Grammar Secrets by Caroline Taggart

Grammar Secrets by Caroline Taggart

Author:Caroline Taggart [Collins]
Language: eng
Format: epub
ISBN: 9780007591312
Publisher: HarperCollins Publishers
Published: 2014-01-15T00:00:00+00:00


Are you calling me a liar?

Knowing about transitive and intransitive verbs should help you distinguish between two common words that are frequently confused: lay and lie. Most (but not all) of the confusion can be sorted if you know that lay is a transitive verb, and lie an intransitive one. You lay one piece of paper on top of another; you lay the table or, if you are a bird or a platypus, you lay an egg. But you always, in the present tense, lay something.

On the other hand, you can lie on the floor or lie through your teeth, but the verb is complete in itself – again, the endings of those sentences answer the questions where or how, but not what.

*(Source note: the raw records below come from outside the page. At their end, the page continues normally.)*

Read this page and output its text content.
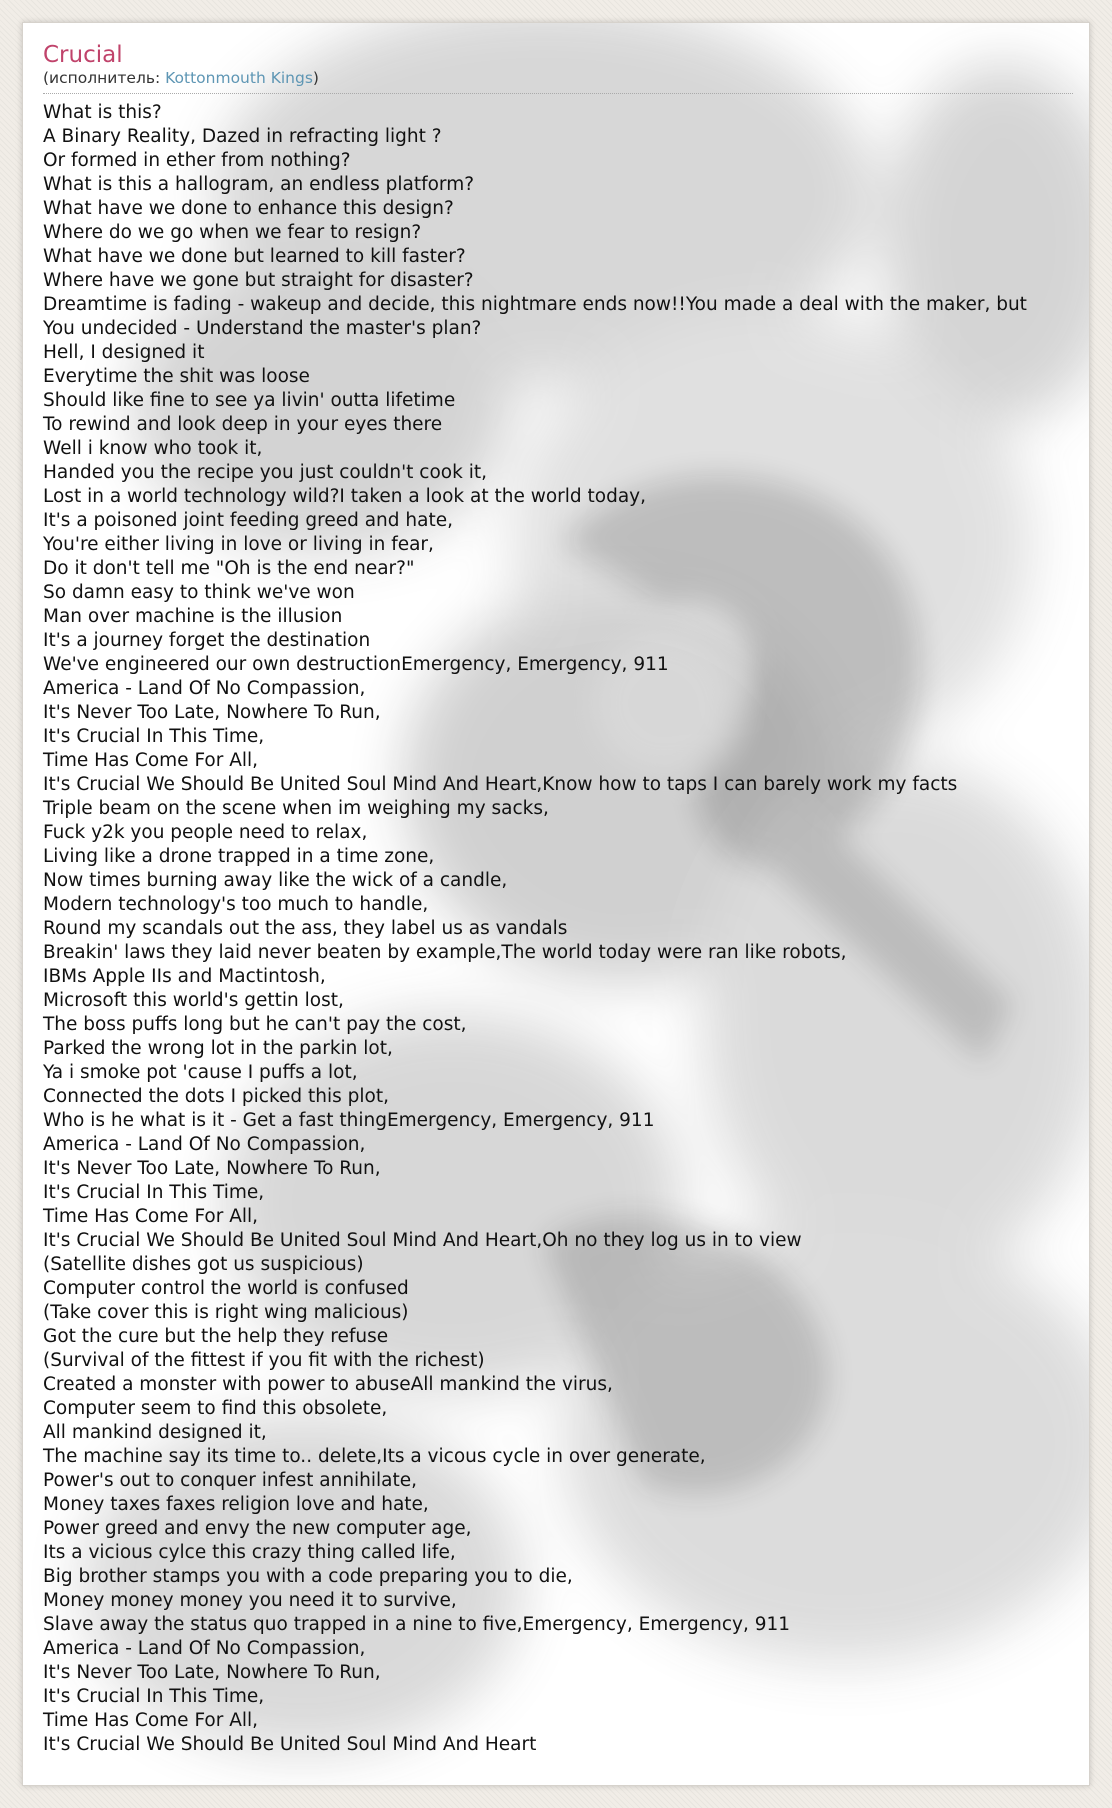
Crucial
(исполнитель: Kottonmouth Kings)
What is this?
A Binary Reality, Dazed in refracting light ?
Or formed in ether from nothing?
What is this a hallogram, an endless platform?
What have we done to enhance this design?
Where do we go when we fear to resign?
What have we done but learned to kill faster?
Where have we gone but straight for disaster?
Dreamtime is fading - wakeup and decide, this nightmare ends now!!You made a deal with the maker, but
You undecided - Understand the master's plan?
Hell, I designed it
Everytime the shit was loose
Should like fine to see ya livin' outta lifetime
To rewind and look deep in your eyes there
Well i know who took it,
Handed you the recipe you just couldn't cook it,
Lost in a world technology wild?I taken a look at the world today,
It's a poisoned joint feeding greed and hate,
You're either living in love or living in fear,
Do it don't tell me "Oh is the end near?"
So damn easy to think we've won
Man over machine is the illusion
It's a journey forget the destination
We've engineered our own destructionEmergency, Emergency, 911
America - Land Of No Compassion,
It's Never Too Late, Nowhere To Run,
It's Crucial In This Time,
Time Has Come For All,
It's Crucial We Should Be United Soul Mind And Heart,Know how to taps I can barely work my facts
Triple beam on the scene when im weighing my sacks,
Fuck y2k you people need to relax,
Living like a drone trapped in a time zone,
Now times burning away like the wick of a candle,
Modern technology's too much to handle,
Round my scandals out the ass, they label us as vandals
Breakin' laws they laid never beaten by example,The world today were ran like robots,
IBMs Apple IIs and Mactintosh,
Microsoft this world's gettin lost,
The boss puffs long but he can't pay the cost,
Parked the wrong lot in the parkin lot,
Ya i smoke pot 'cause I puffs a lot,
Connected the dots I picked this plot,
Who is he what is it - Get a fast thingEmergency, Emergency, 911
America - Land Of No Compassion,
It's Never Too Late, Nowhere To Run,
It's Crucial In This Time,
Time Has Come For All,
It's Crucial We Should Be United Soul Mind And Heart,Oh no they log us in to view
(Satellite dishes got us suspicious)
Computer control the world is confused
(Take cover this is right wing malicious)
Got the cure but the help they refuse
(Survival of the fittest if you fit with the richest)
Created a monster with power to abuseAll mankind the virus,
Computer seem to find this obsolete,
All mankind designed it,
The machine say its time to.. delete,Its a vicous cycle in over generate,
Power's out to conquer infest annihilate,
Money taxes faxes religion love and hate,
Power greed and envy the new computer age,
Its a vicious cylce this crazy thing called life,
Big brother stamps you with a code preparing you to die,
Money money money you need it to survive,
Slave away the status quo trapped in a nine to five,Emergency, Emergency, 911
America - Land Of No Compassion,
It's Never Too Late, Nowhere To Run,
It's Crucial In This Time,
Time Has Come For All,
It's Crucial We Should Be United Soul Mind And Heart
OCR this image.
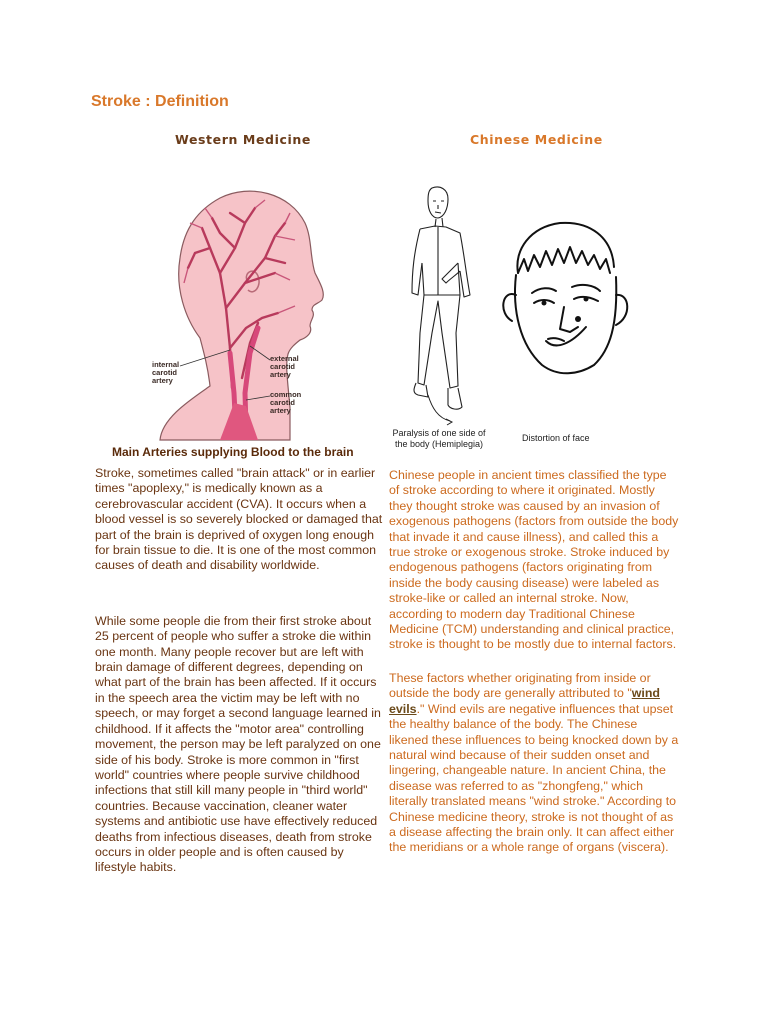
Stroke : Definition
Western Medicine	Chinese Medicine
internal
carotid
artery
external
carotid
artery
common
carotid
artery
Main Arteries supplying Blood to the brain
Paralysis of one side of
the body (Hemiplegia)
Distortion of face

Stroke, sometimes called "brain attack" or in earlier times "apoplexy," is medically known as a cerebrovascular accident (CVA). It occurs when a blood vessel is so severely blocked or damaged that part of the brain is deprived of oxygen long enough for brain tissue to die. It is one of the most common causes of death and disability worldwide.

While some people die from their first stroke about 25 percent of people who suffer a stroke die within one month. Many people recover but are left with brain damage of different degrees, depending on what part of the brain has been affected. If it occurs in the speech area the victim may be left with no speech, or may forget a second language learned in childhood. If it affects the "motor area" controlling movement, the person may be left paralyzed on one side of his body. Stroke is more common in "first world" countries where people survive childhood infections that still kill many people in "third world" countries. Because vaccination, cleaner water systems and antibiotic use have effectively reduced deaths from infectious diseases, death from stroke occurs in older people and is often caused by lifestyle habits.

Chinese people in ancient times classified the type of stroke according to where it originated. Mostly they thought stroke was caused by an invasion of exogenous pathogens (factors from outside the body that invade it and cause illness), and called this a true stroke or exogenous stroke. Stroke induced by endogenous pathogens (factors originating from inside the body causing disease) were labeled as stroke-like or called an internal stroke. Now, according to modern day Traditional Chinese Medicine (TCM) understanding and clinical practice, stroke is thought to be mostly due to internal factors.

These factors whether originating from inside or outside the body are generally attributed to "wind evils." Wind evils are negative influences that upset the healthy balance of the body. The Chinese likened these influences to being knocked down by a natural wind because of their sudden onset and lingering, changeable nature. In ancient China, the disease was referred to as "zhongfeng," which literally translated means "wind stroke." According to Chinese medicine theory, stroke is not thought of as a disease affecting the brain only. It can affect either the meridians or a whole range of organs (viscera).
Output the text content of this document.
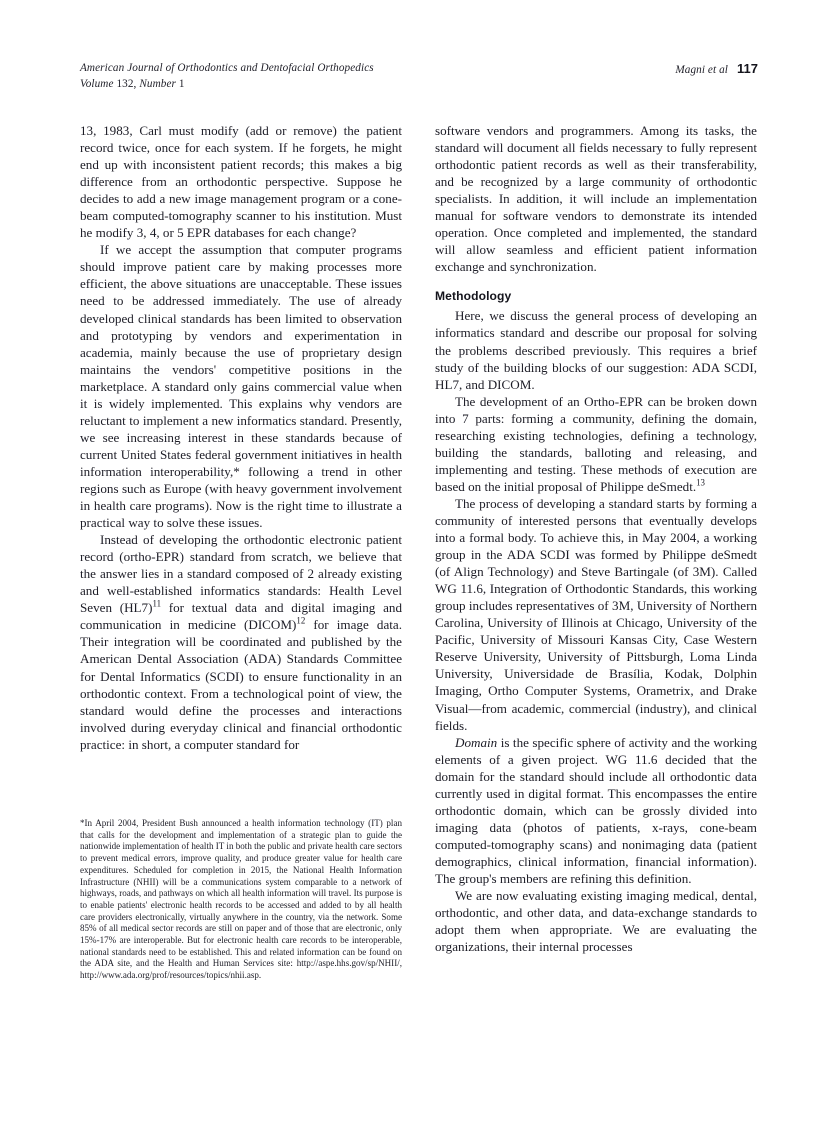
American Journal of Orthodontics and Dentofacial Orthopedics
Volume 132, Number 1
Magni et al 117

13, 1983, Carl must modify (add or remove) the patient record twice, once for each system. If he forgets, he might end up with inconsistent patient records; this makes a big difference from an orthodontic perspective. Suppose he decides to add a new image management program or a cone-beam computed-tomography scanner to his institution. Must he modify 3, 4, or 5 EPR databases for each change?

If we accept the assumption that computer programs should improve patient care by making processes more efficient, the above situations are unacceptable. These issues need to be addressed immediately. The use of already developed clinical standards has been limited to observation and prototyping by vendors and experimentation in academia, mainly because the use of proprietary design maintains the vendors' competitive positions in the marketplace. A standard only gains commercial value when it is widely implemented. This explains why vendors are reluctant to implement a new informatics standard. Presently, we see increasing interest in these standards because of current United States federal government initiatives in health information interoperability,* following a trend in other regions such as Europe (with heavy government involvement in health care programs). Now is the right time to illustrate a practical way to solve these issues.

Instead of developing the orthodontic electronic patient record (ortho-EPR) standard from scratch, we believe that the answer lies in a standard composed of 2 already existing and well-established informatics standards: Health Level Seven $(HL7)^{11}$ for textual data and digital imaging and communication in medicine (DICOM)$^{12}$ for image data. Their integration will be coordinated and published by the American Dental Association (ADA) Standards Committee for Dental Informatics (SCDI) to ensure functionality in an orthodontic context. From a technological point of view, the standard would define the processes and interactions involved during everyday clinical and financial orthodontic practice: in short, a computer standard for

software vendors and programmers. Among its tasks, the standard will document all fields necessary to fully represent orthodontic patient records as well as their transferability, and be recognized by a large community of orthodontic specialists. In addition, it will include an implementation manual for software vendors to demonstrate its intended operation. Once completed and implemented, the standard will allow seamless and efficient patient information exchange and synchronization.

Methodology

Here, we discuss the general process of developing an informatics standard and describe our proposal for solving the problems described previously. This requires a brief study of the building blocks of our suggestion: ADA SCDI, HL7, and DICOM.

The development of an Ortho-EPR can be broken down into 7 parts: forming a community, defining the domain, researching existing technologies, defining a technology, building the standards, balloting and releasing, and implementing and testing. These methods of execution are based on the initial proposal of Philippe deSmedt.$^{13}$

The process of developing a standard starts by forming a community of interested persons that eventually develops into a formal body. To achieve this, in May 2004, a working group in the ADA SCDI was formed by Philippe deSmedt (of Align Technology) and Steve Bartingale (of 3M). Called WG 11.6, Integration of Orthodontic Standards, this working group includes representatives of 3M, University of Northern Carolina, University of Illinois at Chicago, University of the Pacific, University of Missouri Kansas City, Case Western Reserve University, University of Pittsburgh, Loma Linda University, Universidade de Brasília, Kodak, Dolphin Imaging, Ortho Computer Systems, Orametrix, and Drake Visual—from academic, commercial (industry), and clinical fields.

Domain is the specific sphere of activity and the working elements of a given project. WG 11.6 decided that the domain for the standard should include all orthodontic data currently used in digital format. This encompasses the entire orthodontic domain, which can be grossly divided into imaging data (photos of patients, x-rays, cone-beam computed-tomography scans) and nonimaging data (patient demographics, clinical information, financial information). The group's members are refining this definition.

We are now evaluating existing imaging medical, dental, orthodontic, and other data, and data-exchange standards to adopt them when appropriate. We are evaluating the organizations, their internal processes

*In April 2004, President Bush announced a health information technology (IT) plan that calls for the development and implementation of a strategic plan to guide the nationwide implementation of health IT in both the public and private health care sectors to prevent medical errors, improve quality, and produce greater value for health care expenditures. Scheduled for completion in 2015, the National Health Information Infrastructure (NHII) will be a communications system comparable to a network of highways, roads, and pathways on which all health information will travel. Its purpose is to enable patients' electronic health records to be accessed and added to by all health care providers electronically, virtually anywhere in the country, via the network. Some 85% of all medical sector records are still on paper and of those that are electronic, only 15%-17% are interoperable. But for electronic health care records to be interoperable, national standards need to be established. This and related information can be found on the ADA site, and the Health and Human Services site: http://aspe.hhs.gov/sp/NHII/, http://www.ada.org/prof/resources/topics/nhii.asp.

The past tense and past participle of lay are both laid (He laid the table for breakfast, then went to collect the eggs that the hens had laid overnight).

The difficulty arises with the past tense of lie. If you’re telling lies, you’re fine, because in the past this is lied (He lied or He had lied to get out of trouble). In the sense of to lie down, the past participle is lain (He had lain in the sun for so long that his back was scarlet).

But the simple past tense of lie is lay:

I lay on my bed until I felt better.

Yes, that’s right. The present tense of one of these verbs is the same as the past tense of the other.

There may not seem to be much logic to this, but that can be said about a great deal of the English language. Sometimes you just have to accept that this is the way it is, learn it and try to remember it. The rules about lay and lie come into this category.